Religion

Sheriff Admits 'In God We Trust' Stickers About Belief

| by Michael Allen
In God We Trust StickerIn God We Trust Sticker

Sheriff Brian Hieatt of Tazewell County, Virginia, recently confirmed for the second time that "In God We Trust" stickers on county patrol vehicles are a direct reference to God and belief.

Hieatt said in January, "Our department feels very strongly about having 'In God We Trust' on our vehicles. We know there is nothing we can do for our community without the guidance of our Lord," reported WDBJ.

A press release at the time said Hieatt's office held Bible study meetings every week.

In response, the Freedom From Religion Foundation sent a letter to Hieatt on Jan. 27, notes the Friendly Atheist:

"Your admission that the phrase is indicative of the Christianity of your staff belies any argument that the phrase is being used in a merely 'ceremonial' or 'patriotic' manner with 'no theological… impact.'

"This gives the appearance of government endorsement of Christianity, which conflicts with personal religious and nonreligious views of many county residents and employees...

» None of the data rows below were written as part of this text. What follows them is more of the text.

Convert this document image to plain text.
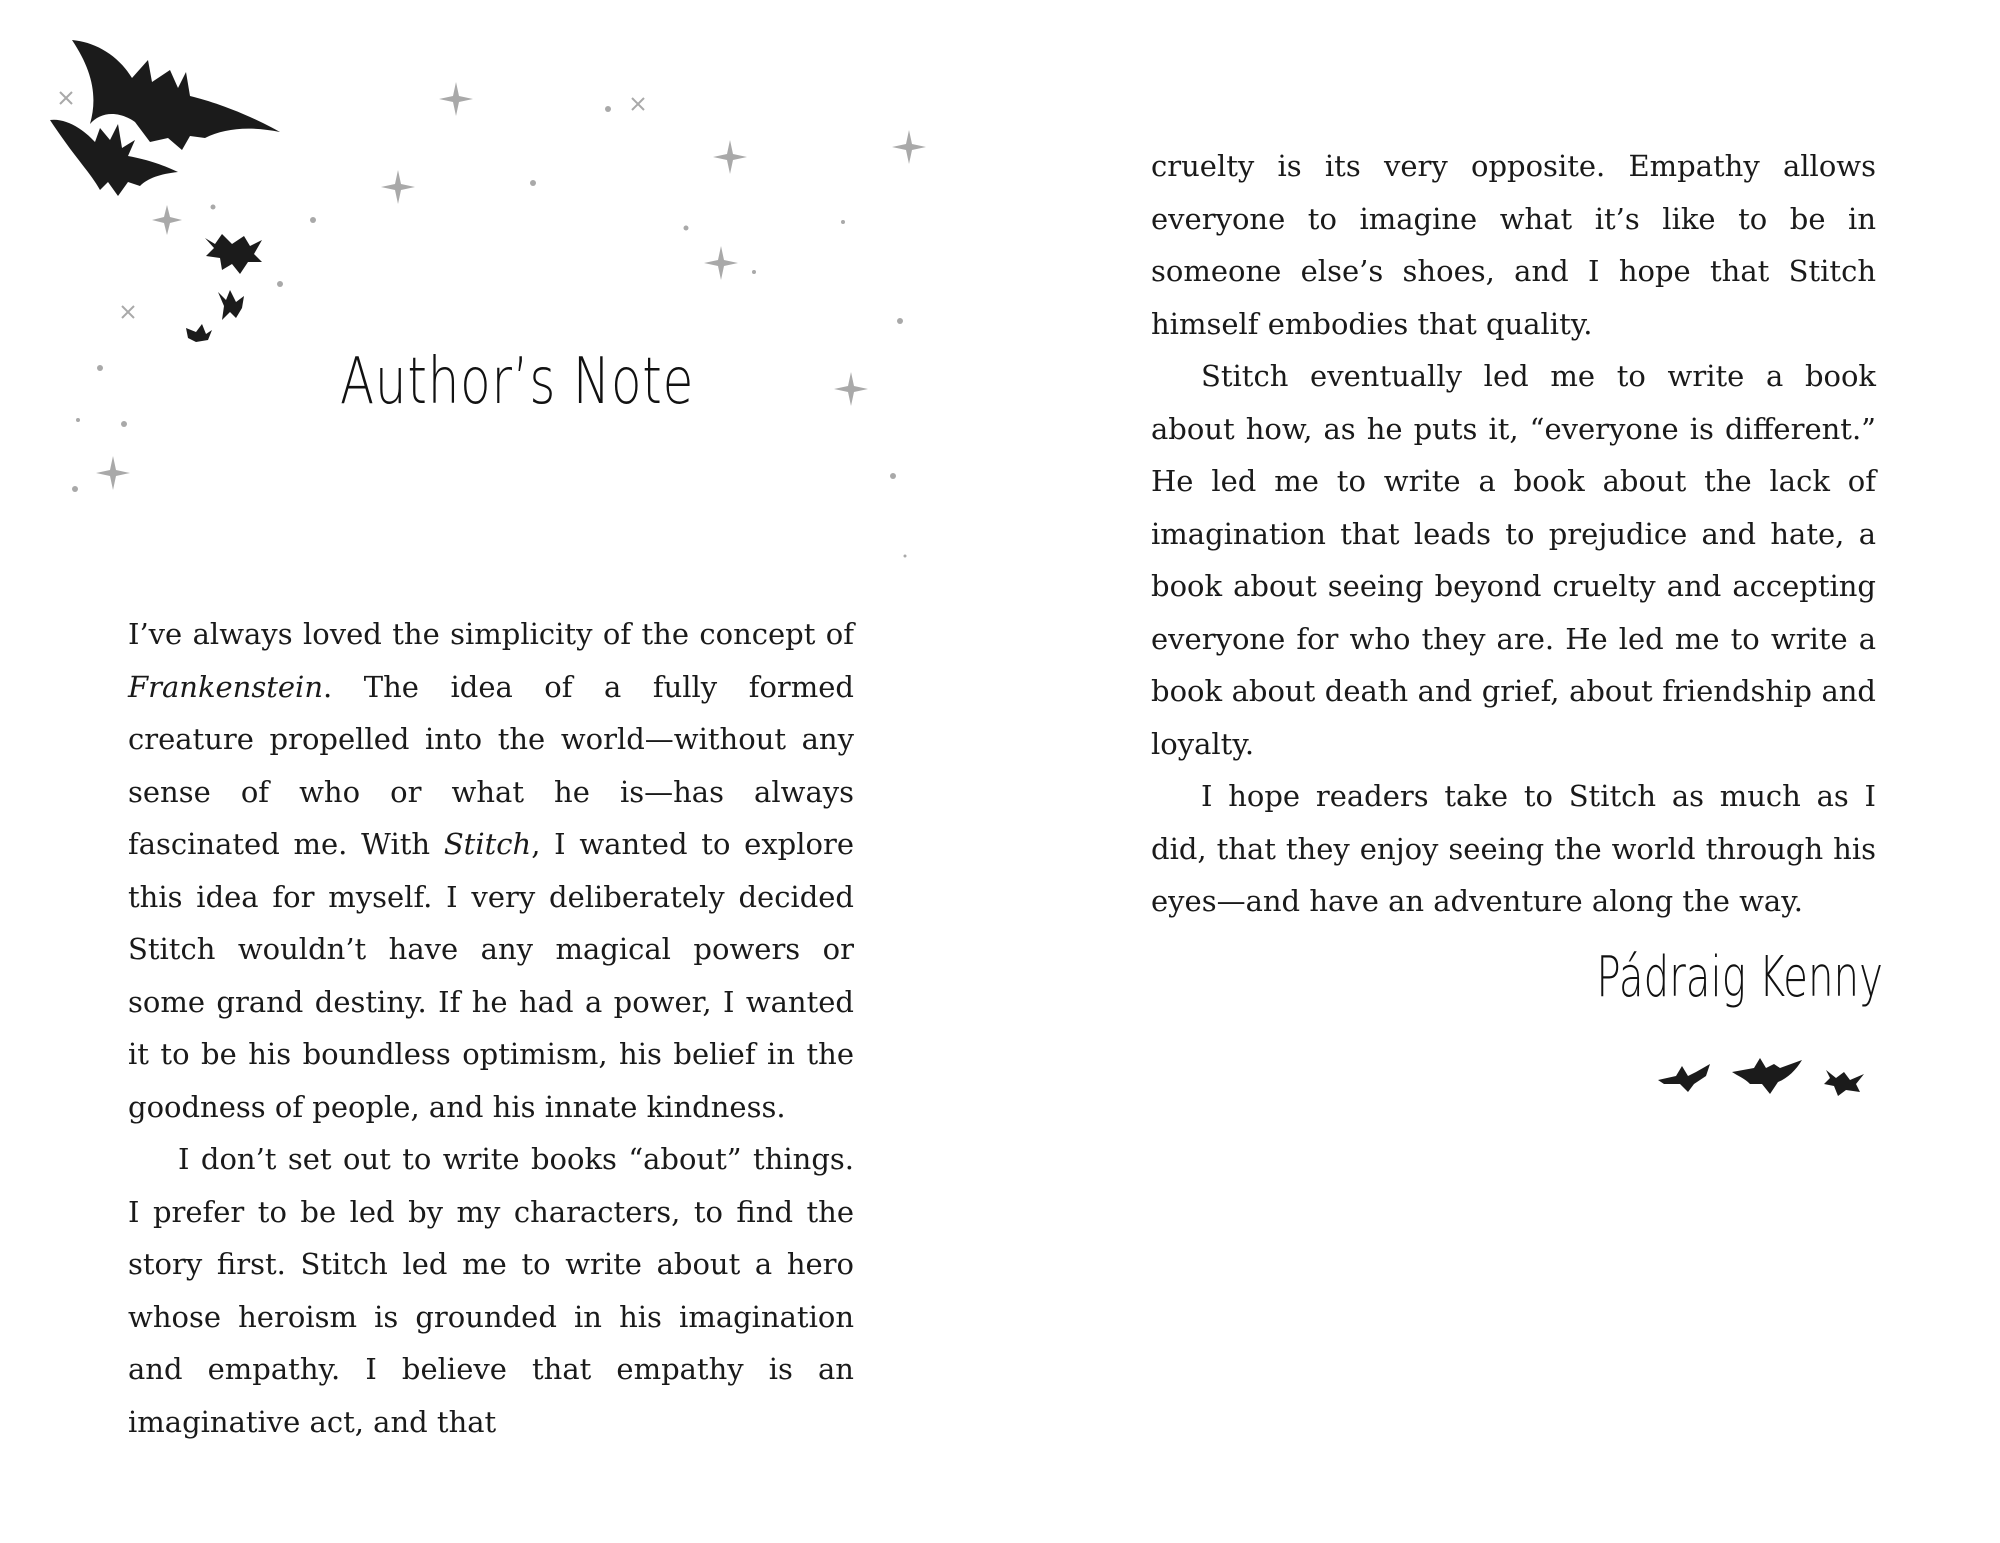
Author’s Note

I’ve always loved the simplicity of the concept of Frankenstein. The idea of a fully formed creature propelled into the world—without any sense of who or what he is—has always fascinated me. With Stitch, I wanted to explore this idea for myself. I very deliberately decided Stitch wouldn’t have any magical powers or some grand destiny. If he had a power, I wanted it to be his boundless optimism, his belief in the goodness of people, and his innate kindness.

I don’t set out to write books “about” things. I prefer to be led by my characters, to find the story first. Stitch led me to write about a hero whose heroism is grounded in his imagination and empathy. I believe that empathy is an imaginative act, and that

cruelty is its very opposite. Empathy allows everyone to imagine what it’s like to be in someone else’s shoes, and I hope that Stitch himself embodies that quality.

Stitch eventually led me to write a book about how, as he puts it, “everyone is different.” He led me to write a book about the lack of imagination that leads to prejudice and hate, a book about seeing beyond cruelty and accepting everyone for who they are. He led me to write a book about death and grief, about friendship and loyalty.

I hope readers take to Stitch as much as I did, that they enjoy seeing the world through his eyes—and have an adventure along the way.

Pádraig Kenny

"On behalf of Tazewell County residents and taxpayers, we ask that you refrain from promoting Christianity in your official capacity as Sheriff, and urge you remove 'In God We Trust' from all Tazewell County Sheriff’s Office vehicle."

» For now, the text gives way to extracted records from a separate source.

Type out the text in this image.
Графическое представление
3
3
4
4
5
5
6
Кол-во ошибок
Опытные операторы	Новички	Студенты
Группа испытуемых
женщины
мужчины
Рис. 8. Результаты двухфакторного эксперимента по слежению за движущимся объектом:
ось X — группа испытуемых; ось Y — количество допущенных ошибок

SWVAToday.com reports there was a community prayer event on the grounds of the Tazewell High School on July 30, and Hieatt told the crowd that his officers put the "In God We Trust" decals on their patrol vehicles to demonstrate their belief in God, not because it is the U.S. motto.

At the same event, pastor Bernard Cornwell prayed that God would make America great again, and added how great it was that people were taking a stand.

Reverend John Blessing said the Bland and Tazewell counties were the best, and added that he don't know any family that was not currently suffering.

There's no word if Hieatt intends to remove the "In God We Trust" stickers or if the FFRF is planning a lawsuit to compel their removal.